Any IAM role that a service assumes should include a condition restricting which account can assume it. Without this, a compromised service in another account could assume your roles. An Aspect enforces this across every role in every stack:

class ConfusedDeputyAspect(cdk.IAspect):
    def visit(self, node):
        if isinstance(node, iam.CfnRole):
            trust = node.assume_role_policy_document
            for stmt in trust.get("Statement", []):
                stmt.setdefault("Condition", {})
                stmt["Condition"]["StringEquals"] = {
                    "aws:SourceAccount": cdk.Stack.of(node).account
                }

cdk.Aspects.of(app).add(ConfusedDeputyAspect())

Apply the Aspect at the app level and it visits every construct in every stack. Apply it to a single stack and it only visits that stack’s constructs.

Other useful Aspects

Aspects aren’t limited to security. Common uses include:

Tagging: apply cost-allocation tags to every resource
Encryption enforcement: ensure every S3 bucket and RDS instance has encryption enabled
Removal policies: set RemovalPolicy.RETAIN on all stateful resources
Log retention: enforce a maximum CloudWatch log retention period

Common mistakes

Circular dependencies. Stack A exports a value that Stack B imports, and Stack B exports a value that Stack A imports. CloudFormation cannot deploy either stack first. Fix: use SSM parameters instead of exports — they break the CloudFormation-level dependency cycle.

Hardcoded resource names. Setting bucket_name="my-bucket" means CloudFormation can’t replace the resource (names must be unique). Let CDK generate names with suffixes. Only hardcode names when external systems need a stable reference — and use SSM to share the name instead of hardcoding it in the consumer.

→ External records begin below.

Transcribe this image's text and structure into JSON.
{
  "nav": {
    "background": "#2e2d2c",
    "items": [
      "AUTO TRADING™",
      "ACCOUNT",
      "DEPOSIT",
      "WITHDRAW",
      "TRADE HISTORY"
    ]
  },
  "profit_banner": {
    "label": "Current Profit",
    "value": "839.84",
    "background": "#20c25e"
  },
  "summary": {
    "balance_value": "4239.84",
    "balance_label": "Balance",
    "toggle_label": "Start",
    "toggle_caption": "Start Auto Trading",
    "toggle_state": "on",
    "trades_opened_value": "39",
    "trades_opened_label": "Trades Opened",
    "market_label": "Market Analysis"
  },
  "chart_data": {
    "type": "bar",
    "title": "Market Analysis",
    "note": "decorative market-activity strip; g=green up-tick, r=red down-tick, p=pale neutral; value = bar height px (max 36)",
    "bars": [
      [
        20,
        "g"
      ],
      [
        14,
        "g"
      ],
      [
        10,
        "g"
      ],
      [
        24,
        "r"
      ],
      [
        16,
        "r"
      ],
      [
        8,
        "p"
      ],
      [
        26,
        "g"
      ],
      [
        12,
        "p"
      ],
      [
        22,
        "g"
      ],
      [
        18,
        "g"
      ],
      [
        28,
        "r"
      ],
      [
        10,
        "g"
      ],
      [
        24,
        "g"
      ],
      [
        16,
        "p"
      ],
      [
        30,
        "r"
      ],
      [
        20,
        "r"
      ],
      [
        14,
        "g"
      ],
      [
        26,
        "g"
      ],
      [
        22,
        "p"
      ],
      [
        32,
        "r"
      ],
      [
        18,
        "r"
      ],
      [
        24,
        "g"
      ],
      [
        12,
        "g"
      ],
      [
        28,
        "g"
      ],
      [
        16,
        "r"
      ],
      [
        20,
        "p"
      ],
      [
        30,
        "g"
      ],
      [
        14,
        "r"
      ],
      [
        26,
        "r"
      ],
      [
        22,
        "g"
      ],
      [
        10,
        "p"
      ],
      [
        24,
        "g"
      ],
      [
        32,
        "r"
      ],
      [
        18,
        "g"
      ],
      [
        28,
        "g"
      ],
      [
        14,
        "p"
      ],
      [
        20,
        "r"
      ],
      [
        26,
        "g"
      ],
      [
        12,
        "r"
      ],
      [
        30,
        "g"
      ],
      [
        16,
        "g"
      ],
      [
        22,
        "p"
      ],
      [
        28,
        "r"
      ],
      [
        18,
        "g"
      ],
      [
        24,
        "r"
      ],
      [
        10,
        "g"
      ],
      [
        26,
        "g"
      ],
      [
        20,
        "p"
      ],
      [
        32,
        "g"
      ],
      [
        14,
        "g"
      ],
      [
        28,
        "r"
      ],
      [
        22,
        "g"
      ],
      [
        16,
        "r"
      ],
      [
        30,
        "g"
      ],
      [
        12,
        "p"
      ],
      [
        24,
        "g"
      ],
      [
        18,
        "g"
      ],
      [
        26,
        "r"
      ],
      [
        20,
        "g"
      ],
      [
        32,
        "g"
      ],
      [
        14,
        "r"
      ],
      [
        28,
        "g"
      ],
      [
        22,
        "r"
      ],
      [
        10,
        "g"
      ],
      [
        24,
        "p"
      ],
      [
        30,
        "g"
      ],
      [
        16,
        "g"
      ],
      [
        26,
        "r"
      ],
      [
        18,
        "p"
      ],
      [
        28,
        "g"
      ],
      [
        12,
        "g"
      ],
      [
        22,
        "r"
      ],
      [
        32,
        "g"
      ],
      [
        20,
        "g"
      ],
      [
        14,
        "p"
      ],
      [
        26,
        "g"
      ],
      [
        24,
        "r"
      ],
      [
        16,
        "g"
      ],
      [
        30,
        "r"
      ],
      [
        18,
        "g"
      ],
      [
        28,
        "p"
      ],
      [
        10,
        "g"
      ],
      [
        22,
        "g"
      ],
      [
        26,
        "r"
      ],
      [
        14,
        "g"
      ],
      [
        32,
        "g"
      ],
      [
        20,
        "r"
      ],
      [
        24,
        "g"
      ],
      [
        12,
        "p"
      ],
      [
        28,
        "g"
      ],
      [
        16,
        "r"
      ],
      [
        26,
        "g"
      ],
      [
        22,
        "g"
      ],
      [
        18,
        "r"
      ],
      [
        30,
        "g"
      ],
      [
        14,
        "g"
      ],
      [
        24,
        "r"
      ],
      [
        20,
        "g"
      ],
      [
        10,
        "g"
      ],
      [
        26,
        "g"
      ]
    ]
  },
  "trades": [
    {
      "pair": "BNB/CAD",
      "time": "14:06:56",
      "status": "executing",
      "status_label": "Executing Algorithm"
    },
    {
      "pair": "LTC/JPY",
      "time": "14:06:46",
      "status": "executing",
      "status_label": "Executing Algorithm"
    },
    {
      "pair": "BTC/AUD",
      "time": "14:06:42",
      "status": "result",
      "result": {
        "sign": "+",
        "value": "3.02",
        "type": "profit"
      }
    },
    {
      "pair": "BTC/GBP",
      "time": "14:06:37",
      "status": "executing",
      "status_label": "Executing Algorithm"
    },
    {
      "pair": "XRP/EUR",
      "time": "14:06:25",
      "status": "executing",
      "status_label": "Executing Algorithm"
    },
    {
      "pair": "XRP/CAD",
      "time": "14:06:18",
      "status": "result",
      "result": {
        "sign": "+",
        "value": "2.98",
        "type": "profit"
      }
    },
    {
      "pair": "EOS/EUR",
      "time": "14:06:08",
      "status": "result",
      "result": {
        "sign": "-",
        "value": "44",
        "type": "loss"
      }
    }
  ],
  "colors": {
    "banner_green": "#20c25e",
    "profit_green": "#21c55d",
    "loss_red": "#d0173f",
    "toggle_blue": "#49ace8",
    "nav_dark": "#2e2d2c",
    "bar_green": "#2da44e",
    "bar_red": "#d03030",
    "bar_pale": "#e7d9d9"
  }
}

Missing RemovalPolicy on stateful resources. The default RemovalPolicy is DESTROY — delete the CloudFormation stack and your S3 bucket, RDS instance, or DynamoDB table is gone. Set removal_policy=cdk.RemovalPolicy.RETAIN on anything that holds data.

Modifying resources during synth. CDK synth should be pure — it generates a template. Making API calls during synth (checking if a resource exists, reading runtime config) makes builds non-deterministic and slow. Use context values or SSM parameters instead.

Forgetting add_dependency with SSM references. SSM-based cross-stack references don’t create implicit CloudFormation dependencies. If you deploy Stack B before Stack A writes the SSM parameter, the deploy fails. Always add an explicit dependency.

These posts cover specific stacks built on the patterns above:

Private API Gateway with VPC Link — the shared VPC Link stack and how services register with it
RDS Proxy Connection Pooling — stateful database infrastructure separated from the Lambda stacks that consume it
IAM Key Rotation — a standalone stack for credential rotation using Secrets Manager and Lambda

CDK is a code generator for CloudFormation. The patterns that matter — stack boundaries, SSM-based coupling, Aspects for policy enforcement — are about managing the graph of generated templates, not about the CDK code itself. Get the graph right and deployments stay independent, rollbacks stay safe, and adding a new service is a dictionary entry, not a architecture review.